Henningsen, P, Martin, A · Deutsche medizinische Wochenschrift (1946) · 2013 · DOI
Quick Summary
ME/CFS is characterized by persistent, severe fatigue that cannot be traced to a known medical condition. This guideline emphasizes that ME/CFS should be understood as a functional somatic syndrome, meaning the body's systems aren't working optimally even though traditional tests may appear normal. Treatment recommendations include cognitive behavioral therapy and gradually increasing physical activity, which have shown evidence of benefit.
Why It Matters
This guideline provides structured clinical recommendations for ME/CFS diagnosis and management from established medical authorities, helping standardize care approaches across healthcare systems. It emphasizes the importance of addressing psychological and social factors alongside physical symptoms, which can improve diagnostic accuracy and treatment outcomes for patients.
Observed Findings
ME/CFS is characterized by enduring, disabling fatigue unexplained by known disease
Multiple diagnostic definitions exist with varying criteria and conceptual frameworks
High rates of comorbid medically unexplained somatic complaints occur in ME/CFS patients
Cognitive behavioral therapy shows evidence of effectiveness for CFS
Graded activity programs demonstrate evidence-based benefits for CFS
Inferred Conclusions
ME/CFS should be evaluated and managed using a comprehensive biopsychosocial approach rather than purely biomedical assessment
Cognitive behavioral therapy and graded activity are recommended as evidence-based treatment approaches for CFS
Functional somatic syndrome framework provides a useful conceptualization for understanding ME/CFS
Remaining Questions
What are the underlying biological mechanisms that cause ME/CFS?
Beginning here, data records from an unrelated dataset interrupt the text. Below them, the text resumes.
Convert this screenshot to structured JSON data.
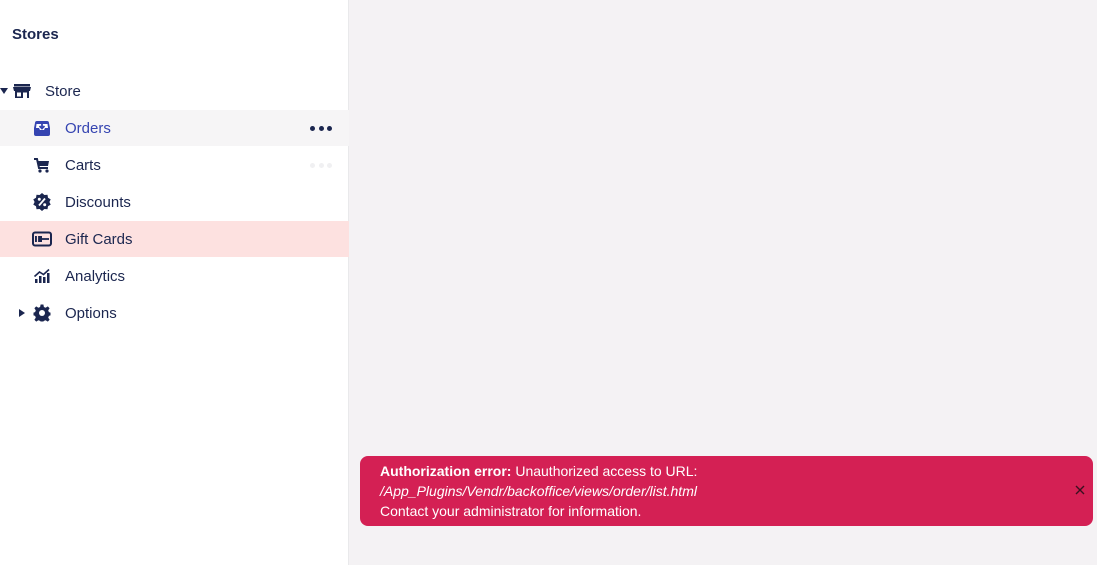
{
  "sidebar": {
    "title": "Stores",
    "root": {
      "label": "Store",
      "icon": "store-icon",
      "expanded": true
    },
    "items": [
      {
        "label": "Orders",
        "icon": "inbox-download-icon",
        "state": "hover"
      },
      {
        "label": "Carts",
        "icon": "cart-icon",
        "state": "normal"
      },
      {
        "label": "Discounts",
        "icon": "discount-badge-icon",
        "state": "normal"
      },
      {
        "label": "Gift Cards",
        "icon": "gift-card-icon",
        "state": "selected"
      },
      {
        "label": "Analytics",
        "icon": "analytics-chart-icon",
        "state": "normal"
      },
      {
        "label": "Options",
        "icon": "gear-icon",
        "state": "collapsed"
      }
    ]
  },
  "toast": {
    "title": "Authorization error:",
    "message": " Unauthorized access to URL:",
    "url": "/App_Plugins/Vendr/backoffice/views/order/list.html",
    "footer": "Contact your administrator for information.",
    "close_icon": "close-icon",
    "color": "#d42054"
  },
  "colors": {
    "sidebar_bg": "#ffffff",
    "main_bg": "#f4f2f4",
    "selected_bg": "#fde1e0",
    "text": "#1b264f",
    "link": "#3544b1"
  }
}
How do individual differences in illness beliefs affect treatment response and prognosis?
What This Study Does Not Prove
This guideline does not establish the underlying biological mechanisms of ME/CFS or prove that psychological factors are the primary cause of the condition. It also does not present new empirical data comparing treatment efficacy; rather, it synthesizes existing evidence and provides recommendations for clinical practice.